What do you do when an economic downturn causes a drop in enrollment in your once-popular intensive English courses? Texas Christian University launched a pilot program that offers the classes on line. At $540 for three weeks, the 20-hour-a-week courses are not cheap. But TCU hopes that by offering classes on line, it will attract students who can no longer afford the cost of living in the United States or who can no longer study here due to visa restrictions or other complications.

TCU hopes that an on-line version of its proven English-language course will appeal to students who can't afford to study in the U.S.

The courses target students who need only one or two semesters of English study to matriculate at an American university. So far, only two of the 24 students enrolled in the on-line course are actually living overseas. But, says Kurk Gayle, director of TCU's Intensive English Program, the school expects that number to grow as word of the course spreads. Students enrolled on line, he says, are progressing faster than those involved in the live courses.

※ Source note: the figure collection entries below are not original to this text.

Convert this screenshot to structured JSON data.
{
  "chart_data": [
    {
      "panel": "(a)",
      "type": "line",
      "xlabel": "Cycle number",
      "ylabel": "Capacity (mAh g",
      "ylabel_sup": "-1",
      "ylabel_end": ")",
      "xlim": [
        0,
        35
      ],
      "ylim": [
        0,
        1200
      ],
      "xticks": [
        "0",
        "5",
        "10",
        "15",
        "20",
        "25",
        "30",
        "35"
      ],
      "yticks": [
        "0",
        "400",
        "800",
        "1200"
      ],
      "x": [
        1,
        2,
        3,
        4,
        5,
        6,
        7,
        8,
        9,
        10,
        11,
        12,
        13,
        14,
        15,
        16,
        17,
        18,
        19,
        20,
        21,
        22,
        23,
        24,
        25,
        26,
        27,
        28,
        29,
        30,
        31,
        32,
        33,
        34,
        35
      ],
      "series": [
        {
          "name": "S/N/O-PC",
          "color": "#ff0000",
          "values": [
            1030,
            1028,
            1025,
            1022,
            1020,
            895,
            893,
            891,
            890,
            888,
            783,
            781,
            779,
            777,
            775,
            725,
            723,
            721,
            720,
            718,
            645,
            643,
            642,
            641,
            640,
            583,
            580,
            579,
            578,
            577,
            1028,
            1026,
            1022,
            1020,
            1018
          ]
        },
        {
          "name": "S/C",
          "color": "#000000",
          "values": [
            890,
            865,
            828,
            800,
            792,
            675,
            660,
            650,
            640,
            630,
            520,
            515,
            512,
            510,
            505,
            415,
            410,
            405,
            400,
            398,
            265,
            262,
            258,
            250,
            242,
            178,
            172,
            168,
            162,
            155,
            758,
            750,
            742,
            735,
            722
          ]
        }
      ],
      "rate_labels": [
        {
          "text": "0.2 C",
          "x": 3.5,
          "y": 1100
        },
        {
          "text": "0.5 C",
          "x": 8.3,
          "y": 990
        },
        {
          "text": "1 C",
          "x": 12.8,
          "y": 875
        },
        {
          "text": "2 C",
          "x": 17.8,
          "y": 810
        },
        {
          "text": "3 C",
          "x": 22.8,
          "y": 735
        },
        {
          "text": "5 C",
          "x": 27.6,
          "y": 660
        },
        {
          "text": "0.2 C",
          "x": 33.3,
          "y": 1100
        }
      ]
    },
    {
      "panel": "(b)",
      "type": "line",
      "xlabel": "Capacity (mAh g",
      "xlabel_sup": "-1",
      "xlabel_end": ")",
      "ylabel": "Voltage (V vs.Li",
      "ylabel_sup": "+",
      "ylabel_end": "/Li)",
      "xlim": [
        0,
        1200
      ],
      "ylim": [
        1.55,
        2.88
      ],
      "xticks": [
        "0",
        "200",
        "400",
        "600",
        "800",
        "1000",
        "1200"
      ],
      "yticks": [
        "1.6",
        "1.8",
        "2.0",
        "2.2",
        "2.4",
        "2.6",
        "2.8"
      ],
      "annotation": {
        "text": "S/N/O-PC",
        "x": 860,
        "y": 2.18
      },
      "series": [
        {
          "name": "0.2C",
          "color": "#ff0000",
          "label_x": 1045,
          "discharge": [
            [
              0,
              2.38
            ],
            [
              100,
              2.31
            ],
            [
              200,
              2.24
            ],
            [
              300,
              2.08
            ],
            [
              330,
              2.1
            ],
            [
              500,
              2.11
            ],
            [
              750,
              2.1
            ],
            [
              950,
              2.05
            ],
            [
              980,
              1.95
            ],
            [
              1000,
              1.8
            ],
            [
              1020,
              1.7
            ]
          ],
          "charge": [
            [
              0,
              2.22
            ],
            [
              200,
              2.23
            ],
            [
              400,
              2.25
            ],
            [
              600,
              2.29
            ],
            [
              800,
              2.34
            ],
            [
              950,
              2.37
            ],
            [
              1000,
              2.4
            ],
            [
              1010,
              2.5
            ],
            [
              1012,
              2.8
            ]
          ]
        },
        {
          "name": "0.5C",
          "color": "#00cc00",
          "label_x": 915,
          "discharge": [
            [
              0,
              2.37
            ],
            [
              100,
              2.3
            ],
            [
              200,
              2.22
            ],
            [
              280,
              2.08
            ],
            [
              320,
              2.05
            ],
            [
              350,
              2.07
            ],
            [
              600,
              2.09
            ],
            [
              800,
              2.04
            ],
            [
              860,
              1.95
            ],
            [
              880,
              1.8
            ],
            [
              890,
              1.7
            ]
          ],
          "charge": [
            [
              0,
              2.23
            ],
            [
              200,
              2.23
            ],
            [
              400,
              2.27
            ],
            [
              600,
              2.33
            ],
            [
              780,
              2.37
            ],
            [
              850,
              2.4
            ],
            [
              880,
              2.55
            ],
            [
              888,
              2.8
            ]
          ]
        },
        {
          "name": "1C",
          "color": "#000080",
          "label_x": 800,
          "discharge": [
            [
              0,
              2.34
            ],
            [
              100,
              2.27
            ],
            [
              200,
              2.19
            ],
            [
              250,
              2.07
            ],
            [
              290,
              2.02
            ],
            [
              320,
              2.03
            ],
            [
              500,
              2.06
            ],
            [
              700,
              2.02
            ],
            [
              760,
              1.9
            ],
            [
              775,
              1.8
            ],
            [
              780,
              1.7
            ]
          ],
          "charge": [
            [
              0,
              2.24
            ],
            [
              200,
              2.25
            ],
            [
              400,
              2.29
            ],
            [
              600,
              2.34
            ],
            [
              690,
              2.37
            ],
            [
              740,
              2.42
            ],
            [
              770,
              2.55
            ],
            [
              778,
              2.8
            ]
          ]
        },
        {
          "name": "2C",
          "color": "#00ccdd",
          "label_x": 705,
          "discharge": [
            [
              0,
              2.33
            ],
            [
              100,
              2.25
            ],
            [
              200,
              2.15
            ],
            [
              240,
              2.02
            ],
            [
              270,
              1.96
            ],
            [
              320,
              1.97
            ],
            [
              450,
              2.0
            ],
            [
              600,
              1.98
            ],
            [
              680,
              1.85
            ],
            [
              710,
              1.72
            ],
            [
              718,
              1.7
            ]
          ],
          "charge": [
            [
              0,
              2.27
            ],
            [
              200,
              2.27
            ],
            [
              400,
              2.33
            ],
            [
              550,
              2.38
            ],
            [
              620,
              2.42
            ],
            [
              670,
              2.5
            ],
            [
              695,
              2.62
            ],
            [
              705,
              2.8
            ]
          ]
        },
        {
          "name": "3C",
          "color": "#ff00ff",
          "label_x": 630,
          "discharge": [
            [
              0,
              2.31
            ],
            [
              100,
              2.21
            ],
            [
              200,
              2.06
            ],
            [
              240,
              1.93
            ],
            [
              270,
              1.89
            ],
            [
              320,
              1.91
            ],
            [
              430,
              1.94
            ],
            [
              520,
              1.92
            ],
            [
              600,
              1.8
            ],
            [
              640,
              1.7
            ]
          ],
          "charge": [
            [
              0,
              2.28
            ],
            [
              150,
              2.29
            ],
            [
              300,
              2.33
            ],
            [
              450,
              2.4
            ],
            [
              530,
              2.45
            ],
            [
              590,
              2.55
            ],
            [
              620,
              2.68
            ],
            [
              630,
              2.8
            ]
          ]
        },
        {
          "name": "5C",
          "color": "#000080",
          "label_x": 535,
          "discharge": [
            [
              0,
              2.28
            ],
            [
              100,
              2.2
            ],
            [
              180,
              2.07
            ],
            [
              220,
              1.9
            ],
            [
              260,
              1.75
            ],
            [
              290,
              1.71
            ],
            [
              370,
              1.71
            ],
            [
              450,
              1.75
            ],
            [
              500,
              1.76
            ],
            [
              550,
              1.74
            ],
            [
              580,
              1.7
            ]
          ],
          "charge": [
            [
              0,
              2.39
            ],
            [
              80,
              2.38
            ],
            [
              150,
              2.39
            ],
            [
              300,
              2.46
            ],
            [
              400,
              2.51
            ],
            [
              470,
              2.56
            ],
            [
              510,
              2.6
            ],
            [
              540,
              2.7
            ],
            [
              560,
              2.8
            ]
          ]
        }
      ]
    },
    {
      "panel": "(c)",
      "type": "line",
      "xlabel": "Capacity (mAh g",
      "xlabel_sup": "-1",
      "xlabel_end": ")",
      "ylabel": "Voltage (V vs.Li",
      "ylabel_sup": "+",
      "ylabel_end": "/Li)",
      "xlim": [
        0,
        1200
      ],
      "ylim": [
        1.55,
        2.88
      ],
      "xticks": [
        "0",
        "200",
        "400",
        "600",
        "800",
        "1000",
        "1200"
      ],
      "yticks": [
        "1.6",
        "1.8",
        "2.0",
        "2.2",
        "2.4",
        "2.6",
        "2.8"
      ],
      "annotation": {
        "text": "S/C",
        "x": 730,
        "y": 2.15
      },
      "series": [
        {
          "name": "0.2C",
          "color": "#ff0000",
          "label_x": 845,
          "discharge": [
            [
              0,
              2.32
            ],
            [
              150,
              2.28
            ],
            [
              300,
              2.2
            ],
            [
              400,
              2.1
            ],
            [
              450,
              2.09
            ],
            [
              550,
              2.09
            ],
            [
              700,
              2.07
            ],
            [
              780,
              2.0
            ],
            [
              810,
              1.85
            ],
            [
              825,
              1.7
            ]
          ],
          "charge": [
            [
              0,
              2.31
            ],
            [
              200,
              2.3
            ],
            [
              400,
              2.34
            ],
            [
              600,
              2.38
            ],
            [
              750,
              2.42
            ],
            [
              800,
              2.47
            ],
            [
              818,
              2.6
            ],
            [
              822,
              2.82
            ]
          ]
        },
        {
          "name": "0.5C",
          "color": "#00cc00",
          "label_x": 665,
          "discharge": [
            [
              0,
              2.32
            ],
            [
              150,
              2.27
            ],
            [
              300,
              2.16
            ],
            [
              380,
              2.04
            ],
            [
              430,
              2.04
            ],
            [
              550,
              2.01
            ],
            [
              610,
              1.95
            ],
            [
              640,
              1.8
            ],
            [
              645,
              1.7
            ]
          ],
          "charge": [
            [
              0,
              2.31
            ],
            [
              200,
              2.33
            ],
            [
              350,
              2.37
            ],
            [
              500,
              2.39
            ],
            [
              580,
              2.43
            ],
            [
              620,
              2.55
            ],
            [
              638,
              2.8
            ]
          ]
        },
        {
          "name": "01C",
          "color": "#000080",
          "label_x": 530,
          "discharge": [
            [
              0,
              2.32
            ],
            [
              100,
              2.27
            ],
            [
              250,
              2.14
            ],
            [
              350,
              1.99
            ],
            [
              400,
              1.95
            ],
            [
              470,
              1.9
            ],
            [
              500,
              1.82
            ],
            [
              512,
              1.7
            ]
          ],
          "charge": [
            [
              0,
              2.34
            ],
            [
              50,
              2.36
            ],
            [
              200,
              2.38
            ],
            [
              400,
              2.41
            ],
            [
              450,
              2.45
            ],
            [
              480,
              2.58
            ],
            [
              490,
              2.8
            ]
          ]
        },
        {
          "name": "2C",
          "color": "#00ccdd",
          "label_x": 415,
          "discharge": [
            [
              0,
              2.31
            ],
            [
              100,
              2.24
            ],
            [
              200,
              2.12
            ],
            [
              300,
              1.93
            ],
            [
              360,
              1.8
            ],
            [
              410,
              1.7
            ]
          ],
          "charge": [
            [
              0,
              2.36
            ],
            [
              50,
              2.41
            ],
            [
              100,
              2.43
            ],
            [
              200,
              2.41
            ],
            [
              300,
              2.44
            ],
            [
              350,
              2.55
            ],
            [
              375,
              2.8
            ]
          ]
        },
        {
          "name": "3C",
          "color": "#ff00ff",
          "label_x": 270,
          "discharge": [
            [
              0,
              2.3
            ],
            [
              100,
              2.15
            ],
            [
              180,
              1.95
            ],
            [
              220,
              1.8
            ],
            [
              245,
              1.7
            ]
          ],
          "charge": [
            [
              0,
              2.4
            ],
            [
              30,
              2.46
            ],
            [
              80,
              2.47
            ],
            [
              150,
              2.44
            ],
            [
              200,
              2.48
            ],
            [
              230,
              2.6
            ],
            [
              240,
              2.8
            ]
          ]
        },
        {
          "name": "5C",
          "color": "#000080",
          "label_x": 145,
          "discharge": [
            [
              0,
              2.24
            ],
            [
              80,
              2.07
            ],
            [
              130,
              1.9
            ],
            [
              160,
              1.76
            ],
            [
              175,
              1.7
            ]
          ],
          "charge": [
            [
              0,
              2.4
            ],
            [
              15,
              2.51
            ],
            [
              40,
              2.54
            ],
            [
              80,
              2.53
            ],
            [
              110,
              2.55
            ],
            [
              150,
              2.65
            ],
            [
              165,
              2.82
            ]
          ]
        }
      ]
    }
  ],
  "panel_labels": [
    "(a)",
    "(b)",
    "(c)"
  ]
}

Classes are taught by three full-time instructors who also teach the same class live at TCU. The coursework, which is all Web-based, focuses on writing skills, listening comprehension, and speaking ability. Students prepare spoken assignments which they upload onto the server for teachers to download and correct. There are on-line lectures on topics like American culture or American politics, where students practice listening comprehension; students answer questions or take dictation based on the lectures. They are also required to complete reading comprehension assignments and to write essays on assigned topics. And when teachers correct students' papers, their responses include hyperlinks to existing or specially created Web sites offering help with grammar or other problem areas. "It's really a whole-language approach," says Gayle, who helped develop the program.

The course can currently handle about 25 students--TCU has traditionally limited its total enrollment in intensive English to about 45 students--but, Gayle says, the school would like to have around 100 students by early next year. Plans call for 400 to 500 students by 2001.